Hille: „Ich habe mich mit meinem Wechsel anfangs sehr schwer getan, denn ich habe mich in Rosdorf sehr wohl gefühlt. Die Entscheidung ist für die HSG gefallen, weil ich mich sehr auf die Herausforderung, 3. Liga zu spielen, freue. So eine Chance bekommt man nicht jeden Tag. Ausschlaggebend war, dass die Mädels mich vom ersten Probetraining an sehr gut aufgenommen haben.“

Wo sehen Sie auf dem Spielfeld ihre Stärken? Woran müssen Sie arbeiten?

Breiding: „Meine Stärke ist wohl ein guter Wurf, vor allem aus der zweiten Reihe. Und durch meine Position habe ich eine gewisse Spielübersicht entwickelt. Arbeiten muss ich am „Eins gegen Eins“. Da bin ich noch nicht durchsetzungsstark genug. Dann könnte ich im Angriff noch mehr variieren.“

Kurzbuch: „Ich muss an meiner Kondition arbeiten. Schließlich habe ich lange nicht auf diesem Niveau gespielt. Ich habe eine gute Selbstmotivation, gebe nie auf und versuche alles – unabhängig vom Spielstand. Die anderen Stärken verrate ich nicht. Lasst euch überraschen.“

Schob: „Ich habe einen starken Wurf und einen guten Zug zum Tor. Das macht mein Spiel aus. Das will ich auch bei der HSG umsetzen. An das Spielen mit Harz muss ich mich gewöhnen. Da gelingen mir die Würfe noch nicht so, wie ich es mir vorstelle. In der Deckung und beim Entscheidungsverhalten im Angriff muss ich mich verbessern.“

Hille: „Meine Stärke ist wohl meine linke Hand. Und ich denke, dass ich noch an vielen Sachen arbeiten kann.“

Welche Erwartungen verknüpfen Sie mit der neuen Saison? Klappt’s mit dem Klassenerhalt?

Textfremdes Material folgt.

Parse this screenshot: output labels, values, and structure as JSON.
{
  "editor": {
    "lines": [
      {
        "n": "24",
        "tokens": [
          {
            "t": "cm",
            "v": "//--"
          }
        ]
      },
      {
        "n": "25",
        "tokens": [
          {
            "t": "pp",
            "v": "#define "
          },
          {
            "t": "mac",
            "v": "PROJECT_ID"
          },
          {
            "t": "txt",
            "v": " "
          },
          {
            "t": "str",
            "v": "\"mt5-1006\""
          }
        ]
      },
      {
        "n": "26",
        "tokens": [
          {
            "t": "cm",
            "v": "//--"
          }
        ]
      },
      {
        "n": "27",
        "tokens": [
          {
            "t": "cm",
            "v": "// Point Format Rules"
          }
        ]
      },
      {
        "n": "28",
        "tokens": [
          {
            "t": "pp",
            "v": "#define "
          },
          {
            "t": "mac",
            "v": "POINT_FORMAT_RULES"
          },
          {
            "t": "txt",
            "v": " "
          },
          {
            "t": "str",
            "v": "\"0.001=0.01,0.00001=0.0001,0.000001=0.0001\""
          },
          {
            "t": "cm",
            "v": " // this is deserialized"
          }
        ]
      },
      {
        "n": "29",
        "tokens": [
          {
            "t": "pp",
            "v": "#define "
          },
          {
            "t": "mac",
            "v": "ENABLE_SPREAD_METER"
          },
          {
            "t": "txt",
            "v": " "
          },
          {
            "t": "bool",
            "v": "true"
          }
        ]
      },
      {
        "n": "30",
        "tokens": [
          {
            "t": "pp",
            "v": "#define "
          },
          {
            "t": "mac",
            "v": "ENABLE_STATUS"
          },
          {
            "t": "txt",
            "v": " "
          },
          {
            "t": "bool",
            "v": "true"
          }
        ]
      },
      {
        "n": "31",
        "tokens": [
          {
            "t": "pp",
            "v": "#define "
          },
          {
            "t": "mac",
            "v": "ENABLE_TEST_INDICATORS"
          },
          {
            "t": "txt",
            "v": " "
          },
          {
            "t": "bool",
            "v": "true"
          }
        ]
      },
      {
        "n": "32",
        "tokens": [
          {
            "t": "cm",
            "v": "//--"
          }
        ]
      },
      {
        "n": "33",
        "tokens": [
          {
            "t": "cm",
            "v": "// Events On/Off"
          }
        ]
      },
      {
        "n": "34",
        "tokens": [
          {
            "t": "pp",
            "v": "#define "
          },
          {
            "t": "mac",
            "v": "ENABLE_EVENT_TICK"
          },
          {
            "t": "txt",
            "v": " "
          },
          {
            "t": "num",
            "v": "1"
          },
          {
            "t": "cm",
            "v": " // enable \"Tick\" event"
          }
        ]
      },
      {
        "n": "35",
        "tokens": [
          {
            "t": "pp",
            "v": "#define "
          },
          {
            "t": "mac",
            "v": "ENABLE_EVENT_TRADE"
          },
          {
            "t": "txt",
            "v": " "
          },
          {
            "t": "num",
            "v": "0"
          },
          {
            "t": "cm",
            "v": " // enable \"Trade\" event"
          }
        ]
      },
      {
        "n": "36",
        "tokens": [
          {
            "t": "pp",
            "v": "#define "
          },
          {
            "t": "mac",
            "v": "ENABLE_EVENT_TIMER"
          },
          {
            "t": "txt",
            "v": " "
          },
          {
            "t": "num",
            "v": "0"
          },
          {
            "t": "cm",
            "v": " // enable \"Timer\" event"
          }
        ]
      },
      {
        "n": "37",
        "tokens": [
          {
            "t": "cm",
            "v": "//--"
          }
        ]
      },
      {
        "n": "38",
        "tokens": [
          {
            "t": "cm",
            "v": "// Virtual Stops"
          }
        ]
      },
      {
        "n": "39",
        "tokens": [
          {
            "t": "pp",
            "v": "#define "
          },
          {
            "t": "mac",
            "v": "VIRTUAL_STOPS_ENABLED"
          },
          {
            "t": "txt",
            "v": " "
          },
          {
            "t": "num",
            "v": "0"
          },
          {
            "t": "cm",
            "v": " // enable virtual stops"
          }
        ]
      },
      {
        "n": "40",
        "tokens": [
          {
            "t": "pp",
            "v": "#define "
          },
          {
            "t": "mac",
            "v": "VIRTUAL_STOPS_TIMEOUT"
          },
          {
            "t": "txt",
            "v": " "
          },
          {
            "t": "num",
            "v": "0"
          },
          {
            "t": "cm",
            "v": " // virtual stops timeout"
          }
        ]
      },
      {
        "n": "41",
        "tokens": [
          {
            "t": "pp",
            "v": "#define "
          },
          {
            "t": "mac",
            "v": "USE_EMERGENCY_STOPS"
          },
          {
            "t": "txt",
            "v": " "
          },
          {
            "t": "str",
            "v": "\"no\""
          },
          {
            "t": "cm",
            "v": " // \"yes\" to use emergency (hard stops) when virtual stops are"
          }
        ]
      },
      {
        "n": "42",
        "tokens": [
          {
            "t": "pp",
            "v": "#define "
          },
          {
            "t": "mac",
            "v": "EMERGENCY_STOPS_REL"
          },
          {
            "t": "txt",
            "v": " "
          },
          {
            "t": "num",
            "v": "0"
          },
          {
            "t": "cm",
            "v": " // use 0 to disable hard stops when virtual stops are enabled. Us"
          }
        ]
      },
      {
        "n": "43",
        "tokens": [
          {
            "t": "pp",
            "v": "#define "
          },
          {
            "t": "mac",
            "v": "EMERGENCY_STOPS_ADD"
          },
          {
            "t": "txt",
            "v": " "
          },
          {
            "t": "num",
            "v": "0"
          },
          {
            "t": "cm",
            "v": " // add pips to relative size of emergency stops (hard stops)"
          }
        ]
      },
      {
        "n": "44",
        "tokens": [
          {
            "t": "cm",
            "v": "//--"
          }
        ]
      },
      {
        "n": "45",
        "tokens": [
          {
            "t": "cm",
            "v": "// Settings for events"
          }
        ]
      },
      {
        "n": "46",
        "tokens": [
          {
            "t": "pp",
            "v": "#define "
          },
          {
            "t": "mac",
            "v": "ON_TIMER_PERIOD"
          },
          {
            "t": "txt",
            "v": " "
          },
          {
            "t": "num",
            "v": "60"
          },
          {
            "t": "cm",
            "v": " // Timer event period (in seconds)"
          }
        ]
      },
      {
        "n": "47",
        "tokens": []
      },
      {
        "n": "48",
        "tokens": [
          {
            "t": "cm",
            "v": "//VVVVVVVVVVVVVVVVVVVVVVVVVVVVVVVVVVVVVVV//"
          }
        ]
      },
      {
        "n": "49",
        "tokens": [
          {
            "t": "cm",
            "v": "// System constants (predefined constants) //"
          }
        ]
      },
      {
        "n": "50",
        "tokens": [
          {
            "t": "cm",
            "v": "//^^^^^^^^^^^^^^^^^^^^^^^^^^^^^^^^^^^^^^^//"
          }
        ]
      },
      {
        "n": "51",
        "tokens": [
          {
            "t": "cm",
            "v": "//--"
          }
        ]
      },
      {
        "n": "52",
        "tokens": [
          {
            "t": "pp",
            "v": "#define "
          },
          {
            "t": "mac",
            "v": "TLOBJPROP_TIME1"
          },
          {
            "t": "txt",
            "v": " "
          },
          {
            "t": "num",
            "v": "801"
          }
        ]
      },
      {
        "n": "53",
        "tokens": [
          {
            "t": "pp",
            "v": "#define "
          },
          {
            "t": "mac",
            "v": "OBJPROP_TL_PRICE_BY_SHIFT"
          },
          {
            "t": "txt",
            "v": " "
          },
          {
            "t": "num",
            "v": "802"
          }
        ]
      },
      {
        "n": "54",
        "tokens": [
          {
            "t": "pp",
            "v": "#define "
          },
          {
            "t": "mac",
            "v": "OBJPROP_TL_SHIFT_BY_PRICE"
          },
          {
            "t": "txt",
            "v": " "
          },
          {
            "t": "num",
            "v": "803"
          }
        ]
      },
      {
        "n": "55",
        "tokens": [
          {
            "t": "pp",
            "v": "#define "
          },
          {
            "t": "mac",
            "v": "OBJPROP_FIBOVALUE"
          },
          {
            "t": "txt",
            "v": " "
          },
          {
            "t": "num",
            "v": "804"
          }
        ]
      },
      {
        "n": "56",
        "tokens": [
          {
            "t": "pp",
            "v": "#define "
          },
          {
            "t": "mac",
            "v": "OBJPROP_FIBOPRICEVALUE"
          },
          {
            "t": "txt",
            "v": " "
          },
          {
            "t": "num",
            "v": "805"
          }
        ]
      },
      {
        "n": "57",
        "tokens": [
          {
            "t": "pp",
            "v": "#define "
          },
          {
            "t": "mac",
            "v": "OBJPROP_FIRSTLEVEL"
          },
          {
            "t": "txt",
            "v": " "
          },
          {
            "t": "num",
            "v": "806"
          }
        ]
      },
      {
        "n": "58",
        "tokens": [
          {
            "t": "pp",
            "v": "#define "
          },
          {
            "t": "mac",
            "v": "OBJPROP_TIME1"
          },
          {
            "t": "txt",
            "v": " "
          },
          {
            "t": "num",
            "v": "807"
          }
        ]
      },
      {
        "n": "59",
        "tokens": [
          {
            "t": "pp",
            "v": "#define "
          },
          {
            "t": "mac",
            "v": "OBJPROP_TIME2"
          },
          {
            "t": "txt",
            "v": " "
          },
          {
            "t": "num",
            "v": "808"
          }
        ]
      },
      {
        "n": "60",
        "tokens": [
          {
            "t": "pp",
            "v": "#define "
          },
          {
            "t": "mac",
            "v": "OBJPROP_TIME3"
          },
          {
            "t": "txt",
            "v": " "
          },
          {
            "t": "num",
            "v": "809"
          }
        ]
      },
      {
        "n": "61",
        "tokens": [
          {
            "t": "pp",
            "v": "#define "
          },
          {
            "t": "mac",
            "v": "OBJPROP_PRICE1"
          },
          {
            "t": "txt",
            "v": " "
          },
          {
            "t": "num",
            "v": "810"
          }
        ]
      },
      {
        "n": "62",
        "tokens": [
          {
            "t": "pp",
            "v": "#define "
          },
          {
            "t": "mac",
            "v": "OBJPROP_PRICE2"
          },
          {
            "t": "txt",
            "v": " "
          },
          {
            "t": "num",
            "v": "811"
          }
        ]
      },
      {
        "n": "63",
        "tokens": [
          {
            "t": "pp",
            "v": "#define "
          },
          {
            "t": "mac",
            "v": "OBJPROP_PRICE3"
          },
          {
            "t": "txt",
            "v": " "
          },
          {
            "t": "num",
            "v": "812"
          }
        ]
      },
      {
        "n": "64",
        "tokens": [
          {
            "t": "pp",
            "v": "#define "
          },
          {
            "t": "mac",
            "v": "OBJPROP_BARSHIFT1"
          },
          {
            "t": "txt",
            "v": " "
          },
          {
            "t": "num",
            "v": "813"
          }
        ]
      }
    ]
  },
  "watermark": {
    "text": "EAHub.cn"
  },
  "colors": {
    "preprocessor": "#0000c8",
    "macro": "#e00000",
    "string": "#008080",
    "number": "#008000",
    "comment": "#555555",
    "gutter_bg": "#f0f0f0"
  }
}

Breiding: „Ich möchte mich weiterentwickeln und Erfahrungen sammeln. Wir haben eine gute, motivierte Truppe und müssen uns nicht verstecken. Die Liga ist stark. Es wird also anspruchsvoll. Es wird auch Rückschläge geben. Aber der Klassenerhalt ist möglich. Dafür werden wir alles geben.“

Kurzbuch: „Ich wünsche uns eine verletzungsfreie Saison, in der wir viel lernen und als Team wachsen. Ich kenne die Anforderungen der Liga. Es wird nicht leicht. Aber ich hoffe sehr, dass wir die Klasse halten, getragen von Motivation, Teamgeist und Spaß.“

Schob: „Wir werden es zunächst schwer haben. Niederlagen kommen sicher. Aber um die Liga zu halten, werden wir alles geben. Das merkt man im Training. Alle sind super motiviert und fiebern der Herausforderung entgegen. Ich will mich weiter verbessern, lernen und integrieren. Ich freue mich wahnsinnig und bin gespannt.“

Hille: „Ich lasse die Saison auf mich zukommen. Ich werde in jedem Spiel mein Bestes geben und hoffe, dass wir als Team mit viel Spaß eine gute Saison spielen. Und dazu noch den einen oder anderen Sieg, damit wir die Klasse halten können.“ (zys)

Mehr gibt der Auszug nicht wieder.